A flow guide 138 is arranged between the BOAS 106 and BOAS support portion 114. The flow guide 138 generally tracks the shape of the BOAS 106. The flow guide 138 has a hook 140 and lip 142 that generally correspond to a hook 130 and lip 132 on the BOAS 106, respectively. The flow guide 138 has a radial portion that is parallel to the axial side A1 of the BOAS 106 at an axially forward-most part of the flow guide 138. The hook 140 is the radially outermost portion of the flow guide 138. In an embodiment, the hook 140 extends axially aft from a radial portion. The lip 142 is at an aft part of the flow guide 138 and extends radially aft of the support member 120. In an embodiment, the lip 142 extends to a common axial position as the second axial side A2 of the BOAS 106.
The flow guide 138 forces convection along the radial surface R2 of the BOAS 106. A spacer 144 may be arranged between the flow guide 138 and the BOAS 106. A gap 146 is formed between the BOAS 106 and flow guide 138 having a width w, which is defined and maintained by the spacer 144. Cooling air enters the BOAS 106 through a BOAS inlet 148, then travels radially inward through the spacer 144 into the gap 146. Cooling air exits the gap 146 through an outlet 150 in the flow guide 138, and through the port 134. The flow guide 138 thus defines a cooling passage P from the BOAS inlet 148, along the gap 146, through the flow guide outlet 150, and out the port 134.
The flow guide 138 may be segmented or may be a full ring. The flow guide 138 may have features stamped, coined or machined into it to help optimize the distribution of cooling air. In some applications, the flow guide 138 may have turning features 147 to turn the cooling air, which increases the amount of time the cooling air has to interact with the back side of the BOAS 106. The flow guide 138 may provide a load path for the BOAS 106 to react to the BOAS support structure 114. In some examples, the flow guide 138 includes a feature 149 on the radially outer side for blade out protection. In one example, the feature 149 is a blade out post, which is used to transfer energy to the BOAS support structure 114 in a blade out event.

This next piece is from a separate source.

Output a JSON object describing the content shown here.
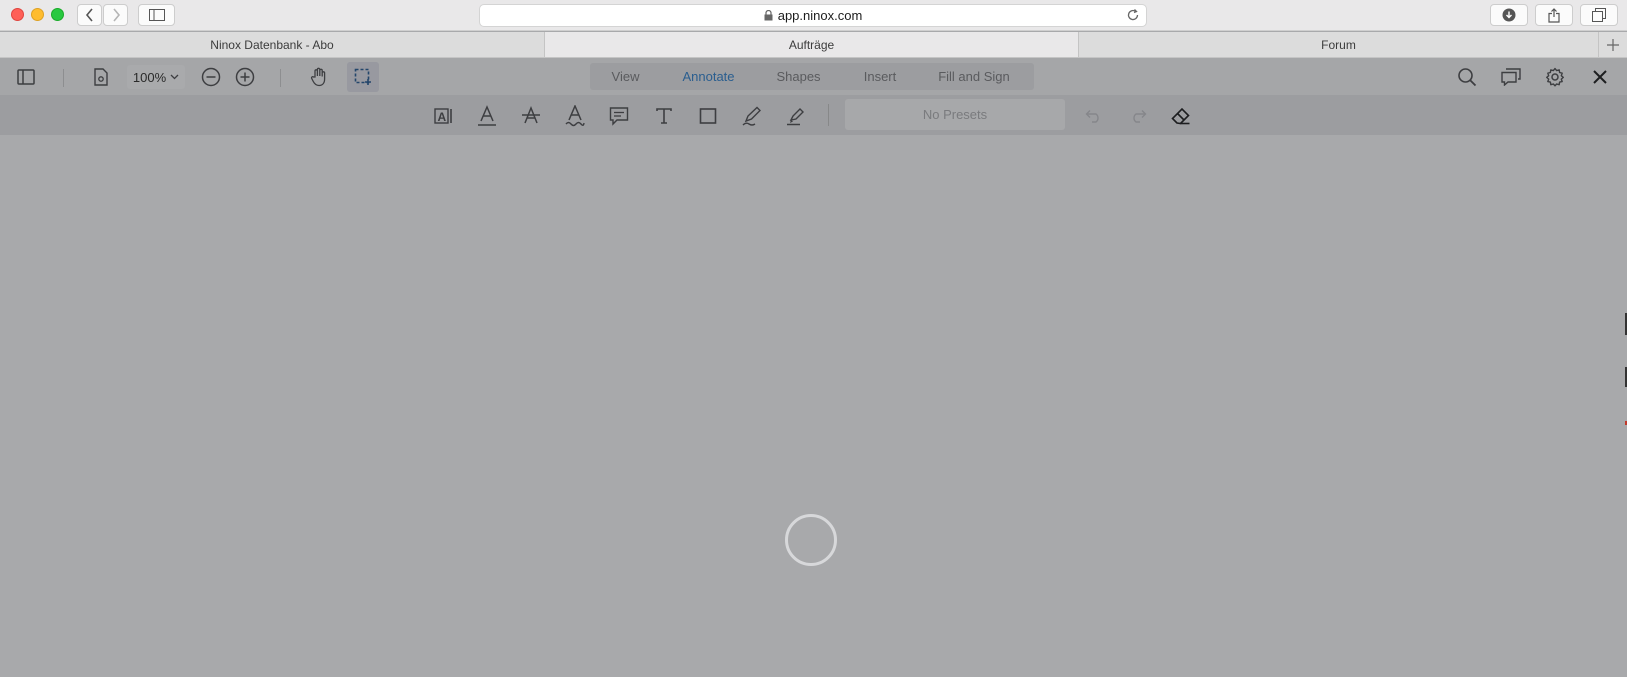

In another example, the feature 149 may be designed to crumple as the result of a blade out event. This approach may be more weight efficient than the blade out post approach.
The flow guide 138 may be a metallic or ceramic matric composite. In one example, the flow guide 138 is a cobalt based alloy that is compatible with ceramic matric composite materials. In another example, the flow guide 138 may be a material that is not compatible with ceramic matrix composite materials, and have a compatible material coating. For example, the flow guide 138 may have a cobalt wear liner. The flow guide 138 may be formed from sheet metal. The flow guide 138 may be formed from a different material from the blade outer air seal 106. The flow guide 138 may have a uniform thickness. The flow guide 138 helps shield the BOAS support 114 from the heat radiating from the BOAS 106 during engine operation. The flow guide 138 may either route cooling air to be dumped from the BOAS 106 or to be reused to cool other parts, such as an adjacent vane 104.
In this disclosure, “generally axially” means a direction having a vector component in the axial direction that is greater than a vector component in the radial direction and “generally radially” means a direction having a vector component in the radial direction that is greater than a vector component in the axial direction.
Although an embodiment of this invention has been disclosed, a worker of ordinary skill in this art would recognize that certain modifications would come within the scope of this disclosure. For that reason, the following claims should be studied to determine the true scope and content of this disclosure.